For three nights a week, Cleveland becomes a darts town thanks to the Cleveland Darter Club.
At more than 50 bars across the city on Monday, Tuesday and Thursday nights, drinks are poured, darts are thrown and friends become enemies — all thanks to a club as ingrained in Cleveland’s DNA as Edgewater Park or Tower City.
In 1969, a local businessman and his friend started playing darts in their office building Downtown to pass the time and soon became interested in trying to get other people to play. So they, like any Clevelander worth their salt, went to the Harbor Inn in the Flats to see if they could convince others to start playing. And pretty soon the bar was full nearly every night with people playing darts.
Now the group is led by newly elected president Kathleen Mazur, whose journey with darts started when an ex-boyfriend took her to a dart competition. While at the tournament, she ended up working as the scorekeeper for one of the boards, where she learned the golden rule of being the scorekeeper: you stand still.
“At one point, I turned while I was there, and this guy turned and looked at me, lowered his voice, and said, ‘Don’t ever move,’” Mazur recalls. “Now I’m really good friends with him.”
The league is one of the oldest dart clubs in the nation and is spread across the city, ranging from old-school staples like Pride of Erin on Lorain Road to newer establishments like Rookies Sports Bar & Grill in Parma, which has 10 dartboards.
“It’s the best thing for a bar to put in to get some return on its investment. The people who play it drink,” says previous president Brian Kaczmarski. “It’s like the Cheers of sports.”
The setup of the league is simple: Teams show up and, depending on the night and league, play a mix of single, double and team games. Whichever team has the most points at the end of the season wins the league.
While the makeup of the league is predominantly 35- to 55-year-old males, both Mazur and Kaczmarski say they’re trying to add more diversity to the group, thanks in part to the ease with which you can pick up the game.

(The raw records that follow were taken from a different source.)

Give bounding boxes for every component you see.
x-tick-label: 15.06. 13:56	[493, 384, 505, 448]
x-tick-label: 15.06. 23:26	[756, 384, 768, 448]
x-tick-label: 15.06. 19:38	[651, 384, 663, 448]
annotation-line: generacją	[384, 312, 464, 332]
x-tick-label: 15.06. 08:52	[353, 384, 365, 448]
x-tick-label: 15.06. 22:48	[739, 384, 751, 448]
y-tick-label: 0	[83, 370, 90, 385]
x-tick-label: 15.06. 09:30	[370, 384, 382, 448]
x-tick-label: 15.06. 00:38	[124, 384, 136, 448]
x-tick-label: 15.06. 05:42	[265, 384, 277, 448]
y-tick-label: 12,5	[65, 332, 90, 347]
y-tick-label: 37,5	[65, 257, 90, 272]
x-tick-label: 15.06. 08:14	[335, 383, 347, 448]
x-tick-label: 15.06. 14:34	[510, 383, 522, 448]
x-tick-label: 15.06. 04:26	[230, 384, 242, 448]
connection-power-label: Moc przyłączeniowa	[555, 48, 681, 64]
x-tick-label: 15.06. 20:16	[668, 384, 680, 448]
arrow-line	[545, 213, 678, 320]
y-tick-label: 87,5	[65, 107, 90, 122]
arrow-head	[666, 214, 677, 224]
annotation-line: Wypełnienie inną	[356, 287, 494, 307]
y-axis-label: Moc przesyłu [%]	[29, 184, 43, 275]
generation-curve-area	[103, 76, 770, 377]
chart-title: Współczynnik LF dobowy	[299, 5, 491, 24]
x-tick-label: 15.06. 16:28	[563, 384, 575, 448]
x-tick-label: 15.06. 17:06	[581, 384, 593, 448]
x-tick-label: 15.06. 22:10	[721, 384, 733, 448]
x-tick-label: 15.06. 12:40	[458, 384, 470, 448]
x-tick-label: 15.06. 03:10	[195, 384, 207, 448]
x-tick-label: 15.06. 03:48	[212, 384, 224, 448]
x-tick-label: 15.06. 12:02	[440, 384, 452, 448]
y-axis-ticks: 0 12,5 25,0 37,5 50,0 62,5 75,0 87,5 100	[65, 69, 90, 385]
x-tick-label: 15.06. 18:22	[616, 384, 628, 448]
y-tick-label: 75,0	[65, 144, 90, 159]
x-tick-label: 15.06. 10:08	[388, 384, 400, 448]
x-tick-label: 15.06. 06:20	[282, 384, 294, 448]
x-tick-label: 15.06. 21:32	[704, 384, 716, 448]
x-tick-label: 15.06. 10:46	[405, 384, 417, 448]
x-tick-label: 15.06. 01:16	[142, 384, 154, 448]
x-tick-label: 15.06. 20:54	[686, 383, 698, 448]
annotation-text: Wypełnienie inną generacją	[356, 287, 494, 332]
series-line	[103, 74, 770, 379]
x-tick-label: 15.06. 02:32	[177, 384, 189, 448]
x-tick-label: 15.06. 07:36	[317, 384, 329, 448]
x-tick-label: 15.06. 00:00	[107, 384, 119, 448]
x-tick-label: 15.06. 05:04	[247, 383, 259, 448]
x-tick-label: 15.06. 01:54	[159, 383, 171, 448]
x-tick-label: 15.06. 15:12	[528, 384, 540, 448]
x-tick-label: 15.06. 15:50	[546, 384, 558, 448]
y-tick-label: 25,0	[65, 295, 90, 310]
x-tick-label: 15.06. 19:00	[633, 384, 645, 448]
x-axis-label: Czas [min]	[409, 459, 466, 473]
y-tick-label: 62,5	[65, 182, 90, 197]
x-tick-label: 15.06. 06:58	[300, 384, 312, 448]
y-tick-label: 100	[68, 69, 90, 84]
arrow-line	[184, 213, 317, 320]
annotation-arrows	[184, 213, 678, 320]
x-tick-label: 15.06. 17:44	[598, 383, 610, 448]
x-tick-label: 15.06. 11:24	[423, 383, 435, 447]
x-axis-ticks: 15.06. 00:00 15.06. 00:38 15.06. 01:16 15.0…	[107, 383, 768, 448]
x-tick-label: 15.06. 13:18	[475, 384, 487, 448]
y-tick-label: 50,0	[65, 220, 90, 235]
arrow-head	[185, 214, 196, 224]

“People will come out to the bar, see some dart boards, will want to play and will end up in the league,” Kaczmarski says.
The club’s membership peaked at 3,000 members in the late 1980s but has slowly dwindled due to various reasons ranging from most bars instituting smoking bans to the rise of cell phones.
“No one goes into the bar to play parlor games anymore,” Kaczmarski says.
Even if the league isn’t at the heights it reached in the ‘80s, it still has a strong number of participants, with more than 80 teams playing in the fall and winter leagues. A big driver of that participation is the club’s Trails Program, which consists of weekly tournaments that provide a place for beginners to play while also letting members earn “trail points” that they can then use to pay for costs associated with playing in national events.
But for the city’s veteran throwers, the group provides a place where they can go toe-to-toe with the city’s best while also helping teach the next generation of players.
“The greatest player in the world is probably playing in their basement,” Kaczmarski says with a laugh.